Gezielte Provokation
23. September 2012Seit Jahren sorgt "Charlie Hebdo" in Frankreich mit bissigen Schlagzeilen für Aufsehen. Nun hat das Satire-Magazin nachgelegt. Obwohl die Stimmung in vielen muslimischen Ländern wegen eines islamfeindlichen Films aus den USA aufgeheizt ist, platzierte die Redaktion eine Mohammed-Karikatur auf der Titelseite der jüngsten Ausgabe. Sie zeigt einen im Rollstuhl sitzenden Muslim mit Turban, der Mohammed darstellen soll und von einem orthodoxen Juden geschoben wird. Außerdem befasst sich das Magazin auf mehreren Seiten mit dem Skandalfilm, der in den USA produziert wurde.

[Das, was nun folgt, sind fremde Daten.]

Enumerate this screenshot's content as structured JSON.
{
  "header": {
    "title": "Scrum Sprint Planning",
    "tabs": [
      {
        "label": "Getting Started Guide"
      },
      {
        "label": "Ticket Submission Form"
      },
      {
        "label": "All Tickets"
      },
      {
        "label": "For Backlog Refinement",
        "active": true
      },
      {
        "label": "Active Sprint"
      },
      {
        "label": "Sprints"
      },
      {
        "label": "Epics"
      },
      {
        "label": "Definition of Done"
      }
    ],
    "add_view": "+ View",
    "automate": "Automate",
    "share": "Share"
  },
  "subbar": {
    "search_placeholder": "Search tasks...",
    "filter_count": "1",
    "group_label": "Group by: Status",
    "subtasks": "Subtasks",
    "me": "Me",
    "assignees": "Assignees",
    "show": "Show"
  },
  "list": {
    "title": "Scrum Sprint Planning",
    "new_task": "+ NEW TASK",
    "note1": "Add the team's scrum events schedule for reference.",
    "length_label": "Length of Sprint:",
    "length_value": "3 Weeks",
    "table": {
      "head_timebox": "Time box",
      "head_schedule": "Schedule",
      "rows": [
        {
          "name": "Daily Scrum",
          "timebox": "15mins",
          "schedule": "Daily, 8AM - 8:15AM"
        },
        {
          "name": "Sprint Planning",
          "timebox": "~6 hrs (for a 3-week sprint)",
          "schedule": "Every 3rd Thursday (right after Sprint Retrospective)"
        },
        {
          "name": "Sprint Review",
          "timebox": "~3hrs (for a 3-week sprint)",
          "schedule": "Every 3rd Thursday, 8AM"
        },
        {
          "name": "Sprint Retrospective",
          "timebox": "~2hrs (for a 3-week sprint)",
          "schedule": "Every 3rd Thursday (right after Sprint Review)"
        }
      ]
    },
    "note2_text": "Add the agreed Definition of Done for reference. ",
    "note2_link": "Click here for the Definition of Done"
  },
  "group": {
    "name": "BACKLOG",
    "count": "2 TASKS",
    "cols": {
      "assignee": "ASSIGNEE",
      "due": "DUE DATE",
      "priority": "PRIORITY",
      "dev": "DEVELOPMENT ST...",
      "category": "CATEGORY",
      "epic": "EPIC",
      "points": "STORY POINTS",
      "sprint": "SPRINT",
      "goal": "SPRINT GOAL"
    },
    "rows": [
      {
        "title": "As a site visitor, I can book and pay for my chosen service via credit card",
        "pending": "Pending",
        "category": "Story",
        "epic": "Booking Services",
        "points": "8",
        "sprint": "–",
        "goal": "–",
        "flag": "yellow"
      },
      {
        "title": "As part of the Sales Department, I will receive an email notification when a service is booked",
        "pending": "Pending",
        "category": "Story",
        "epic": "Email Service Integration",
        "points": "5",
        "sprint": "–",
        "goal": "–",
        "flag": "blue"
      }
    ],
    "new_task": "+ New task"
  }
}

Sieben Jahre nach der Veröffentlichung von Mohammed-Karikaturen in einer dänischen Tageszeitung geht es auch in diesem Fall um den Umgang mit Meinungs- und Pressefreiheit - und Verantwortung der Medien. Während die französische Regierung um Deeskalation bemüht ist und vor Auswüchsen dieser Freiheiten warnt, verteidigt sich das Magazin mit dem Hinweis auf die Pressefreiheit. "Wir verstehen die Veröffentlichung dieser Karikaturen als Teil unserer Arbeit und als freie Meinungsäußerung", sagt Chefredakteur Gérard Biard der Deutschen Welle. Wenn sich die Schlagzeilen überschlagen - "also ein dummer Film fast überall auf der Welt zu Ausschreitungen führt, bei denen es Tote gibt und Botschaften brennen - wenn wir Journalisten das nicht kommentieren dürfen, wer dann?", argumentiert Biard.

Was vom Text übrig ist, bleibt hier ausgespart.